The SATIETY study monitored treatment with aripiprazole (Abilify), olanzapine (Zyprexa), quetiapine (Seroquel), or risperidone (Risperdal), selected and dosed by clinicians to treat psychotic, mood, or aggressive spectrum disorders in this young cohort. After approximately 11 weeks, there was a mean weight gain of 8.5 kg with olanzapine, 6.1 kg with quetiapine, 5.3 kg with risperidone, and 4.4 kg with aripiprazole.
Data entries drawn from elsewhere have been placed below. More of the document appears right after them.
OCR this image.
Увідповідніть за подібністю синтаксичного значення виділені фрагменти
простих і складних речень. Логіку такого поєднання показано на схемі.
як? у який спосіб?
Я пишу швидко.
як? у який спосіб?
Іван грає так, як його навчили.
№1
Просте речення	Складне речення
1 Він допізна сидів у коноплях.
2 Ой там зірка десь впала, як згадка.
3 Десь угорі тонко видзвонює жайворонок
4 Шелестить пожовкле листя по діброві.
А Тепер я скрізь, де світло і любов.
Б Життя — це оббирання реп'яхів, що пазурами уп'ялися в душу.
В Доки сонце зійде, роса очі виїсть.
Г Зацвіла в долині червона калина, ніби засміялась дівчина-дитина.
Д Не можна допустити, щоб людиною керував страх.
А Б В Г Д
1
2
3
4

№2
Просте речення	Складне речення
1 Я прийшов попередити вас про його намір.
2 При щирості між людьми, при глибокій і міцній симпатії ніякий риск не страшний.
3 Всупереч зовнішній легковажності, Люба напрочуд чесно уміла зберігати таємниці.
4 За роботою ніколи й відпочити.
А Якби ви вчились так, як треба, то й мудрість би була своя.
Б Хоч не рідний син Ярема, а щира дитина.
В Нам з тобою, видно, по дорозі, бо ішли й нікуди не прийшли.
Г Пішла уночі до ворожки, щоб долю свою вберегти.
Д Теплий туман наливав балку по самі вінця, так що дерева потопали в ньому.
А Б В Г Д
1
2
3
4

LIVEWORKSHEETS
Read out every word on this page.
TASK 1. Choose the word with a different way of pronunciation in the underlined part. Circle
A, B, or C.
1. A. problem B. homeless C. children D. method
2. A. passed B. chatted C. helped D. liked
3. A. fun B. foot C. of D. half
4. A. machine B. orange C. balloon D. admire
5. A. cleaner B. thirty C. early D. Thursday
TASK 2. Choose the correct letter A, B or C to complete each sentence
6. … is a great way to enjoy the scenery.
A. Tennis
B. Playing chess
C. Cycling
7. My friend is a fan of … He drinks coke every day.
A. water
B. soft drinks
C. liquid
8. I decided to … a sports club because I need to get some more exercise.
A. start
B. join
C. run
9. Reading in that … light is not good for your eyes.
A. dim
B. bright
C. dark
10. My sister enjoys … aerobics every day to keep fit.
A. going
Adverse changes from baseline in levels of total cholesterol, triglycerides, and non–high-density lipoprotein (HDL) cholesterol and also in the ratio of triglycerides to HDL cholesterol were statistically significant with olanzapine and quetiapine. Risperidone was associated with significantly increased triglyceride levels. Olanzapine in dosages greater than 10 mg/d and risperidone in doses greater than 1.5 mg/d were associated with significantly greater increases in total cholesterol and non-HDL cholesterol. There were no metabolic abnormalities or significant changes from baseline with aripiprazole treatment.

Considering atypical antipsychotics for adolescents

This study was published in October, as the FDA continued to consider recommendations from the June meeting of the Psychopharmacologic Drugs Advisory Committee to approve olanzapine, quetiapine, and ziprasidone (Geodon) for indications in children and adolescents, for which—as of this writing—only risperidone and aripiprazole are approved. Although the advisory panel voted to recommend approval of the drugs for treating young patients, a report in JAMA notes that the votes were split over issues of safety.3

Members of the advisory committee had indicated concern, according to the JAMA report, that approval for specific conditions such as bipolar disorder in children would encourage off-label use in this population, or use for approved indications but without rigorous application of diagnostic criteria. Agency representatives at the meeting agreed with the need for approved labeling to narrowly define indications based on DSM-IV criteria.

Correll and colleagues also express concern and suggest that the cardiometabolic risk of these agents in children should be balanced “through careful assessment of the indication for their use, consideration of lower-risk alternatives, and proactive adverse effect monitoring and management.”

References

References
1. Correll CU, Manu P, Olshanskiy V, et al. Cardiometabolic risk of second-generation antipsychotic medications during first-time use in children and adolescents. JAMA. 2009;302:1765-1773.
2. Varley CK, McClellan J. Implications of marked weight gain associated with atypical antipsychotic medications in children and adolescents. JAMA. 2009;302:1811-1812.
3. Kuehn BM. FDA panel OKs 3 antipsychotic drugs for pediatric use, cautions against overuse. JAMA. 2009;302:833-834.